I walk into the woods and pastures to touch Deep Summer, finding August’s white snakeroot with huge buds, stinging wood nettle with its Late Summer petals, wingstem ready to open, parsnips half to seed but still flowering enough to make part of the field yellow, while the other part is white with daisy fleabane. Wild onions are blooming. Virginia roses still bright pink. Prickly buckeye fruits, an inch in diameter, are hanging from the trees. Canadian thistles are gray, some thistle down loosed by the finches and drifting with the afternoon wind.
In the back yard, blue jays are restless, protecting their young and stealing the last of the cherries. There is constant robin peeping throughout the day, the language that guides the fledglings, no longer the raucus mating songs of spring and early summer. Almost all the lilies are in bloom, the small golden Stella d’oros, the orange and violet and pink and red day lilies, the elegant Asiatic lilies, the exotic turk’s cap lilies.
Now grapes and acorns are half an inch in diameter, the rose of Sharon getting ready to open.
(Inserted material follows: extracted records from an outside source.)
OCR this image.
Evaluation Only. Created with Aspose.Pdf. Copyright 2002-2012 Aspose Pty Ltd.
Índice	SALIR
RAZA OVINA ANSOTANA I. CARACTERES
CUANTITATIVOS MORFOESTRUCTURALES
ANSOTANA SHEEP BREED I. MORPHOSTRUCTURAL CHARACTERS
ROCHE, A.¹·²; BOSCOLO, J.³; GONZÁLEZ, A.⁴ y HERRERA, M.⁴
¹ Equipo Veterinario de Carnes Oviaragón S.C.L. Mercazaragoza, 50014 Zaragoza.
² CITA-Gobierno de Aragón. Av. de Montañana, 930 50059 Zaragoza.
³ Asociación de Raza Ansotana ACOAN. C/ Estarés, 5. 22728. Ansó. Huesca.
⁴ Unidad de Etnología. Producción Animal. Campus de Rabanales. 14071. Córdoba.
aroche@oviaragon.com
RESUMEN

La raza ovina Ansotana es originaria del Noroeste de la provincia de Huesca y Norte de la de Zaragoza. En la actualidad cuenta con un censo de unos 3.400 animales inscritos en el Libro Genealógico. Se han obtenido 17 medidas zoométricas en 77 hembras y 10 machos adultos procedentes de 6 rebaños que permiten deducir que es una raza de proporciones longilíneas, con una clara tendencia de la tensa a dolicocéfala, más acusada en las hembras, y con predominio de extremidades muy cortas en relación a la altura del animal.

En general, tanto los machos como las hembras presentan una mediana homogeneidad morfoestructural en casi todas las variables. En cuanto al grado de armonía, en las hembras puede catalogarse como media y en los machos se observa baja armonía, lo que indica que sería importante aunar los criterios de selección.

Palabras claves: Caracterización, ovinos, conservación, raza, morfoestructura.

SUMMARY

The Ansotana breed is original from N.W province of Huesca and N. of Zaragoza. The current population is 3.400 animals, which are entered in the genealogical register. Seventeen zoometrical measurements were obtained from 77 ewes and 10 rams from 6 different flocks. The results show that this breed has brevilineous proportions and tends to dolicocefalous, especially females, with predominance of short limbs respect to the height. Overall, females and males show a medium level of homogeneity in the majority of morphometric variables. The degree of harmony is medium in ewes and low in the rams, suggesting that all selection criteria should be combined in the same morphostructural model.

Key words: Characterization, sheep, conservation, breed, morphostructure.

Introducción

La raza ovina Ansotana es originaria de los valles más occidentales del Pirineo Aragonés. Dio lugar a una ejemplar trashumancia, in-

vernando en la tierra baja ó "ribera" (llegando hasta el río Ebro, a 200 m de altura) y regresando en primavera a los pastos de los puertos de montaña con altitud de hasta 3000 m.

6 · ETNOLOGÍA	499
Blue darners have been at the pond for the past few days, and now a bright green damselfly hovers near the lizard’s tail that droops into the stream. Every once in a while, our green frog croaks, exults with a complex, descending call. Japanese beetles have arrived in the ferns on schedule. Driving home from work, I see the fields of grain and hay are brown. It’s really Deep Summer.